Hand Tools Archive

yes on following the grain...
Response To:
Re: Maebiki vs. Frame saw ()

David Weaver
That's probably another reason why the maebiki is as thick as it is - to have its own conviction in the cut.

Bandsaw wander on a mediocre bandsaw is one of the things that led me to make a frame saw. Since then, I've cut a few guitar tops with the frame saw (and wouldn't have been able to with the bandsaw that I had no matter what). Continued tinkering with the saw that I had may have solved the problem eventually.

Steering and perhaps grain direction can cause a little bit of wandering with the frame saw, but not too much (too much tension on it for it to get out of control quickly).
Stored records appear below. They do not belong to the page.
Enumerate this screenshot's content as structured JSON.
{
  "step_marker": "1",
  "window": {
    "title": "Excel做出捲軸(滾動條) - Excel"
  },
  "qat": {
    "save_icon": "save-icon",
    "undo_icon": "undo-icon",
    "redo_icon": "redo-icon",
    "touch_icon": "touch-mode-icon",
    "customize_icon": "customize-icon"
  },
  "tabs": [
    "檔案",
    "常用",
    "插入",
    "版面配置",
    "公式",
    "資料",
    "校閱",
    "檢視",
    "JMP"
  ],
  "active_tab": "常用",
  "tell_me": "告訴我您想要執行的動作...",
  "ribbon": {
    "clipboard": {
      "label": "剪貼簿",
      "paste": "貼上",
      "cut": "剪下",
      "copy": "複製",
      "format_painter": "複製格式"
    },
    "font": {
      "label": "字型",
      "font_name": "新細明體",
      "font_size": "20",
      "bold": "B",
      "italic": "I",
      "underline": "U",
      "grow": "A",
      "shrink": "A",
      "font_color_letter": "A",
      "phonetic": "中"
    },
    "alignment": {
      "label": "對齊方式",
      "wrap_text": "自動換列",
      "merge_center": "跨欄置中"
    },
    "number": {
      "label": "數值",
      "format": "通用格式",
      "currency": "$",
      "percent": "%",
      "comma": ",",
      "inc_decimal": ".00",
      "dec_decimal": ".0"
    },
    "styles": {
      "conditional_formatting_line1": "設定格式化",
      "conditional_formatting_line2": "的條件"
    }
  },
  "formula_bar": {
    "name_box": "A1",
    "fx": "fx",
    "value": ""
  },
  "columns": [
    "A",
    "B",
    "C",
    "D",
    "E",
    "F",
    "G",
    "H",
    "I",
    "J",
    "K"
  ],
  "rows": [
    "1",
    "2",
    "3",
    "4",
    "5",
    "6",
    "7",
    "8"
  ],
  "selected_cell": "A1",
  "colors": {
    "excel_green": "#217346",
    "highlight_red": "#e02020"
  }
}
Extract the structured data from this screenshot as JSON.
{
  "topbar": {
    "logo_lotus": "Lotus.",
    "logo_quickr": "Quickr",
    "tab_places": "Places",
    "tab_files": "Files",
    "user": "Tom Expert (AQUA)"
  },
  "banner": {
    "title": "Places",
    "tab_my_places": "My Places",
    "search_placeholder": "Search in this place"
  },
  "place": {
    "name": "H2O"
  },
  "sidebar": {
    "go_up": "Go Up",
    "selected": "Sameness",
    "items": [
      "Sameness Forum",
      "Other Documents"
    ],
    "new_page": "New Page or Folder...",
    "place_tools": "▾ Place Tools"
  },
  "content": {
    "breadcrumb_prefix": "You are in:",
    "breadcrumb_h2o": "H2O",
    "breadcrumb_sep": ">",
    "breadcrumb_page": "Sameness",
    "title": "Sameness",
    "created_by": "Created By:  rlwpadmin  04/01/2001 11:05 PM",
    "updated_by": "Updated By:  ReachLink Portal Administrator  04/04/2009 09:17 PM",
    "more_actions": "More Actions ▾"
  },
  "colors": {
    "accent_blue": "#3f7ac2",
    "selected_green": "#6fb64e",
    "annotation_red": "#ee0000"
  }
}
I keep enough set on the frame saw to steer, but it's dry wood set vs. wet wood set. If it had more set, it would actually be harder to steer and focus in a given cut - it's not a completely fair comparison for the maebiki until I hammer a little bit more of the set out.

interestingly, the smaller maebiki (the one that I started with and sharpened) is 480mm long, the same size as you mentioned). plate thickness is .062" at the tooth line and .04" at the top of the spine. spine depth is about 30cm. The bigger saw doesn't have much extra length in tooth line, but visually, the tooth line is a little bit thicker and the height is much greater - It'll be better laying on its side if I ever manage to get a green log around here (no truck, no cart, firewood scavengers usually get to anything large enough to saw but light enough that I can lift an end - before I do).